Elle est lauréate de la Casa de Velázquez à Madrid. Du fait de la Guerre civile espagnole, cette institution s'étant provisoirement déplacée à Fès au Maroc, elle découvre ce pays avec son amie Élisabeth Faure de 1938 à 1939, les deux artistes travaillant déjà souvent ensemble depuis une dizaine d'années.
Elle réalise de nombreuses fresques dans des écoles et établissements publics[14], dont on ne conserve pour beaucoup que des photographies.
Elle est inhumée à Paris au cimetière du Père-Lachaise (57e division)[15].
Œuvres
Œuvres dans les collections publiques
- Avranches, musée d'art et d'histoire.
- Beauvais, musée départemental de l'Oise : huit peintures, trente-neuf aquarelles, vingt-neuf dessins.
- Boulogne-Billancourt, musée des Années Trente.
- Roubaix, musée de La Piscine.
Fresques
- 1929, L'Italie ou La cueillette des olives, fresque réalisée avec la collaboration d'Élisabeth Faure, préau de l'école des filles du no 7 rue Delambre à Paris (Georges Pradelle architecte).
- 1930, Le Seigneur est mon pasteur, fresque en collaboration avec Élisabeth Faure, salle de réunion de l’association Catholiques des beaux-arts, rue Madame à Paris.
- 1933, Sainte-Catherine de Sienne, église du Saint-Esprit de Paris [16].
- 1935, La Maison bâtie sur le sable, Le Mauvais serviteur, Les Vierges sages et les vierges folles, fresques du déambulatoire de la cathédrale Sainte-Geneviève-et-Saint-Maurice de Nanterre.
- 1937, Pavillon pontifical et Pavillon de la Parure à l'Exposition universelle de 1937 de Paris.
- 1939, Les Désastres de la guerre, fresque du hall du Pavillon des Nations unies à la Foire internationale de New York 1939-1940.
- 1941, L'Ange Vert (Message heureux), fresque du bureau de poste au no 7 du boulevard Haussmann à Paris.
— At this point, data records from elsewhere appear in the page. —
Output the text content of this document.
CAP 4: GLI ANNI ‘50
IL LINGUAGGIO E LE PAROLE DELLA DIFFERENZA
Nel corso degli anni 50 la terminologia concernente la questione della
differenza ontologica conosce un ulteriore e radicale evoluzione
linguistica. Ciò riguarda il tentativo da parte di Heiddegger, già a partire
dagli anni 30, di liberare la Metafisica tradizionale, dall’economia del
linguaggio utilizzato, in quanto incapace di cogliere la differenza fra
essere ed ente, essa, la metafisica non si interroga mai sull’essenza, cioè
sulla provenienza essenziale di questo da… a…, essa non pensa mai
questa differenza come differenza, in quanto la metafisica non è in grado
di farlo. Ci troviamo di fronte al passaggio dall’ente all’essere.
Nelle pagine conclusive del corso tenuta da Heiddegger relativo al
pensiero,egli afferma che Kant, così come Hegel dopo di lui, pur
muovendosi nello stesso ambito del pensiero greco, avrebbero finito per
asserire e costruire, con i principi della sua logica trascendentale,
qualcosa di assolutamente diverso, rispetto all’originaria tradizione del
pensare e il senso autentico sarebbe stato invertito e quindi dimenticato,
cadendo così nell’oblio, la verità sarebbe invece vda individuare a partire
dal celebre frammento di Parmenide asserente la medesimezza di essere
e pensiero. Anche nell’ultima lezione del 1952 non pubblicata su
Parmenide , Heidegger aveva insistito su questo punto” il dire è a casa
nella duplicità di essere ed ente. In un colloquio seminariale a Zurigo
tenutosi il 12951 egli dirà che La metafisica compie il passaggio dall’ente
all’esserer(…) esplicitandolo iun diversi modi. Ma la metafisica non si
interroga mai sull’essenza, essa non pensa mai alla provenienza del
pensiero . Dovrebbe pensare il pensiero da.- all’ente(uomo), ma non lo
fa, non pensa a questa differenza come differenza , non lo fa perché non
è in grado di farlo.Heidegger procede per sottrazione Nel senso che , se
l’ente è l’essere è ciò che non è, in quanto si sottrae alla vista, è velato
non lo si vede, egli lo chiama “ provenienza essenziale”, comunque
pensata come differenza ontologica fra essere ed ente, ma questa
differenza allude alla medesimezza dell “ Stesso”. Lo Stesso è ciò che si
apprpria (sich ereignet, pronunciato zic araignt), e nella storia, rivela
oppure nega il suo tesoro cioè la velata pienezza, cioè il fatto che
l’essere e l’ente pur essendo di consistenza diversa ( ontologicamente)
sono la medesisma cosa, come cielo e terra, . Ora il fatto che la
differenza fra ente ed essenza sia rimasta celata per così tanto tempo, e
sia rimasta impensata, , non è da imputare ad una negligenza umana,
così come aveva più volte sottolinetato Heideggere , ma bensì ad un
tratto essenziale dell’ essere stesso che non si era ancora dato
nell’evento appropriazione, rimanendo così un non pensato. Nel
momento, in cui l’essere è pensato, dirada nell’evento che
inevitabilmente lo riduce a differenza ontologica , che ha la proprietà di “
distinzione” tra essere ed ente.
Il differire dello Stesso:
Conservée en partie au musée des Années Trente de Boulogne-Billancourt[17].
- 1941, fresques pour l'église Sainte-Germaine de Cachan.
- 1953, fresques du chœur de l'église de Givry-sur-Aisne.
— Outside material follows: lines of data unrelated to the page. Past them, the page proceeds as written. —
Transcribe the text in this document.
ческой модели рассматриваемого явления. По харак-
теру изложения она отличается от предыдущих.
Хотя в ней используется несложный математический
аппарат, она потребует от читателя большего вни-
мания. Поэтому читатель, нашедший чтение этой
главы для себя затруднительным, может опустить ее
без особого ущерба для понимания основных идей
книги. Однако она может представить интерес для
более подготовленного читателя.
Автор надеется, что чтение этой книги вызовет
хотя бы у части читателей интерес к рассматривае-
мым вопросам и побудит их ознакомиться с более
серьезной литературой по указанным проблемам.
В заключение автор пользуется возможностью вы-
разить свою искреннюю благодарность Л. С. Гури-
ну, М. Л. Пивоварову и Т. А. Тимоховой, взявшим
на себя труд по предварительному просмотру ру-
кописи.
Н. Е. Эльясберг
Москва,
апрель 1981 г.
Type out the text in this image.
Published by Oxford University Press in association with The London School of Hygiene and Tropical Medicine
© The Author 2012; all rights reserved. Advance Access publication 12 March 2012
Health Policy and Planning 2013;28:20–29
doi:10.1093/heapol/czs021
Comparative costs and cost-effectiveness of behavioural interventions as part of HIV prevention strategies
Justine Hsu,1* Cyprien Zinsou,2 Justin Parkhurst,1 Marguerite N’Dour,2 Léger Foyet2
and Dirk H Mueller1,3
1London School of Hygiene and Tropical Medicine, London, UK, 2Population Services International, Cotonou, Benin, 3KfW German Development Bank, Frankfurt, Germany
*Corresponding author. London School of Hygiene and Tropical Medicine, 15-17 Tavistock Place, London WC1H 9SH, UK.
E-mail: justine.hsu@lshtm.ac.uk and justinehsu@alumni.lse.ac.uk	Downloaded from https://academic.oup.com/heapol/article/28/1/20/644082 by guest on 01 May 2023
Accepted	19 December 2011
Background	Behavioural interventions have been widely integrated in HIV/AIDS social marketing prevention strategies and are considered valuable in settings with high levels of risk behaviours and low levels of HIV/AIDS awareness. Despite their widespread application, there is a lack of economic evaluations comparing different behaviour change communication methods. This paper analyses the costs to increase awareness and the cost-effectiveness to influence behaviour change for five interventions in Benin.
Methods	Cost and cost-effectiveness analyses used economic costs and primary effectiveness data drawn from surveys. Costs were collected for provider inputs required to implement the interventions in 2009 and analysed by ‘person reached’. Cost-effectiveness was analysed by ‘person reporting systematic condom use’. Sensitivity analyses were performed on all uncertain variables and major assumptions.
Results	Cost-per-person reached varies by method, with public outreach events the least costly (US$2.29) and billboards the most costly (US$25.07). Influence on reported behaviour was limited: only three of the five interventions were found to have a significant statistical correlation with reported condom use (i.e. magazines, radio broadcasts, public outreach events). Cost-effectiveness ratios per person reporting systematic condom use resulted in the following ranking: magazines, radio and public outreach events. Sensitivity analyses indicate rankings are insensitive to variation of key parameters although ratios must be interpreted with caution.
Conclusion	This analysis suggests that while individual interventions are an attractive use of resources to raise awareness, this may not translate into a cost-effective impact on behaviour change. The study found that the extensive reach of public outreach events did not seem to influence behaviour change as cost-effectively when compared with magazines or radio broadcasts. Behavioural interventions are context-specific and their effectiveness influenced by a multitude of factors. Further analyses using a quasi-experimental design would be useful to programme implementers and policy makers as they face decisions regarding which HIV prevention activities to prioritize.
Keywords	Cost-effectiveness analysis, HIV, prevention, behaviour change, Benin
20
- 1960, décoration du porche de l'église de Valognes (Manche).
Tapisseries
- 1953, Le Génie de la couleur, tapisserie de la manufacture des Gobelins.
- 1975, tapisserie de la manufacture des Gobelins pour la crypte de la cathédrale Notre-Dame de Chartres.
Mosaïques
- 1962, mosaïques du plafond de la basilique Notre-Dame-de-la-Trinité de Blois pour la Confrérie des trois Ave.